All of the banks stress tested by the Federal Reserve this year passed the now-annual ritual.

"The largest U.S.-based bank holding companies continue to build their capital levels and to strengthen their ability to lend to households and businesses during a period marked by severe recession and financial market volatility," the Fed reported on Thursday afternoon.

The purpose of the stress tests, which are mandated by the 2010 Dodd-Frank Act, is to ensure that banks won't be rendered insolvent in future financial cataclysms akin to the crisis of 2008-09. This is achieved by estimating how well the capital reserves of the nation's biggest banks would hold up under a series of hypothetical economic scenarios.

Under the "severely adverse" scenario in this year's test, it was assumed that unemployment would spike to 10%, home prices would fall by 25%, the stock market would drop by 60%, and market volatility would soar. Despite this, the Fed estimated that the cumulative tier 1 common capital ratio of the 31 firms examined would fall from 11.9% currently to a minimum level of 8.2%. At the nadir of the last crisis, by comparison, the figure bottomed out at 5.5%.

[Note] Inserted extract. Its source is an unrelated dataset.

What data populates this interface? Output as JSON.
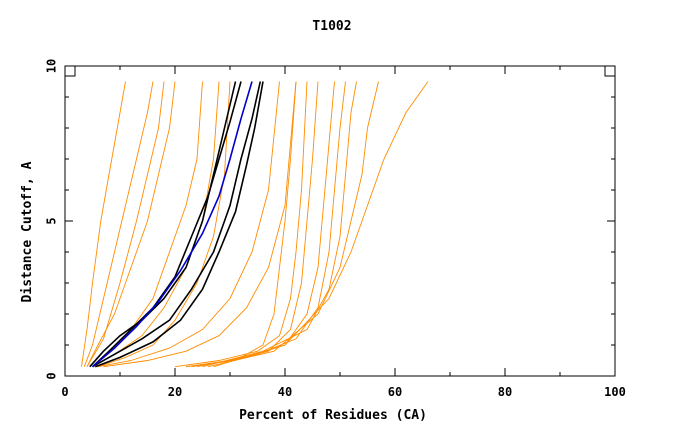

If you use the change in capital as a benchmark, then the worst-performing firms were Morgan Stanley, Zions Bancorporation, and Goldman Sachs, who were projected to see their tier 1 common capital ratios fall by 59%, 57%, and 56%, respectively. Meanwhile, among well-known traditional lenders, the three banks that held up best were US Bancorp, KeyCorp, and Huntington Bancshares, with analogous declines of between 10% and 13%.

Alternatively, if you look simply at estimated absolute losses, then the worst performing banks are, not surprisingly, also the largest. Over a hypothetical two-year time period, JPMorgan Chase was projected to lose $54.8 billion, followed by Citigroup at $48.4 billion, Bank of America at $37.3 billion, and Wells Fargo at $29.3 billion.

Either way, the important thing to note is that all 31 of the banks were expected to hold a sufficient amount of capital even at the trough of the hypothetical crisis to stay afloat and thereby avert a taxpayer bailout along the lines of the 2008 Troubled Asset Relief Program, or TARP.

"Higher capital levels at large banks increase the resiliency of our financial system," Federal Reserve Governor Daniel K. Tarullo said. "Our supervisory stress tests are designed to ensure that these banks have enough capital that they could continue to lend to American businesses and households even in a severe economic downturn."

The next step in the process is the comprehensive capital analysis and review, which the Fed uses to determine if banks can increase the amount of capital that they return to shareholders by way of dividends and share buybacks. Those results will be released later this month and will set the tone for the performance of bank stocks over the remainder of the year.